Laguna Honda nursing home to stop discharging patients after deaths
SAN FRANCISCO - A nursing home run by the city of San Francisco will stop discharging patients as part of a federally-mandated closure plan after at least four patients died within days or weeks of being moved from Laguna Honda Hospital, officials said.
In April, the federal Centers for Medicare and Medicaid Services terminated its payments to Laguna Honda after two patients had nonfatal overdoses at the facility in 2021, and inspectors with the California Department of Public Health declared it to be "in a state of substandard care."
The federal agency, which pays for care for the majority of the nursing home’s 700 patients, also ordered the facility to start discharging or transferring its patients ahead of a mid-September mandated closure.
On Thursday, regulators agreed to pause the transfers, San Francisco’s Department of Public Health said in a statement.
San Francisco Department of Public Health is working to get the nursing home recertified ahead of a Sept. 13 closure deadline but it is still required to transfer or discharge all patients according to a closure plan.
The city, supported by San Francisco representatives in Washington, including Sen. Diane Feinstein, asked the federal Medicare and Medicaid agency to pause all transfers from Laguna Honda Hospital, saying it has been a challenge to find places that can care for the patients’ complex health care needs.

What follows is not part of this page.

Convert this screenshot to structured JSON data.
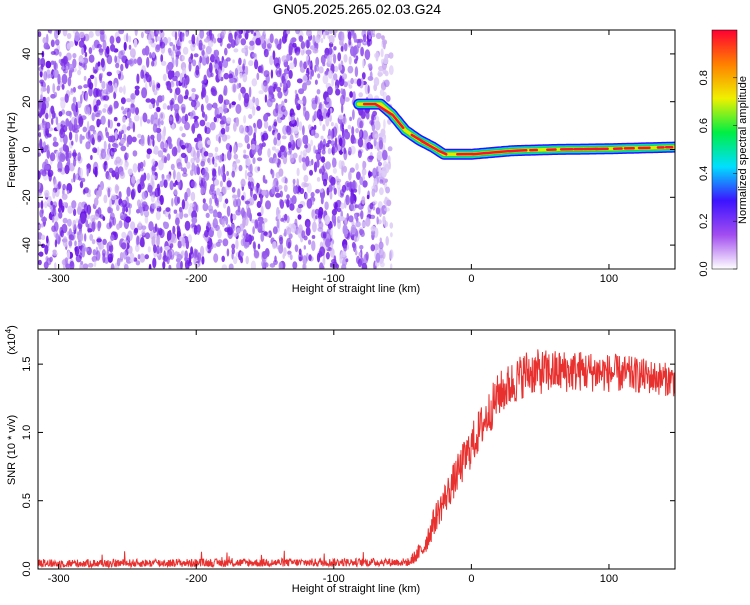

Until Thursday, Laguna Honda had transferred or discharged 57 patients, including a few to homeless shelters. At least four patients died within days or weeks of being moved from Laguna Honda, the San Francisco Chronicle reported.
The transfers and discharges will be paused "while an assessment occurs over the coming weeks," U.S. Centers for Medicare and Medicaid Services Administrator Chiquita Brooks-LaSure told the newspaper, adding that the agency posted a representative there on Tuesday.
Founded in 1866, the sprawling facility serves people who need long-term care but can’t afford private nursing homes. Many of the patients have dementia, drug addiction and other complex medical needs.
"Laguna Honda has served San Francisco’s most vulnerable residents for 150 years and we plan to do so for another 150 years," Roland Pickens, Laguna Honda’s interim CEO, said in a statement.
Sen. Diane Feinstein in May called on Health and Human Services Secretary Xavier Becerra to reverse the federal agency’s decision to terminate Laguna Honda Hospital’s participation in Medicare and Medicaid programs and force the relocation of its vulnerable patients.
Feinstein said Friday that the hospital provides services for many patients who have no other options and that she hopes the federal agency works with the city of San Francisco to make the necessary improvements at the hospital so it can rejoin the Medicare and Medicaid programs.
"If (Centers for Medicare and Medicaid Services) does not reverse its decision, these patients would again be put at risk as they’re transferred to other facilities," she said in a statement. "This is particularly concerning after some patients were reportedly sent to homeless shelters ill-equipped to provide the necessary medical services."
Pickens wrote in a letter to patients and their families that it’s not clear how long the transferring and discharging of patients will be suspended.
"We know the uncertainty is challenging but we hope this pause provides our community with relief," he wrote.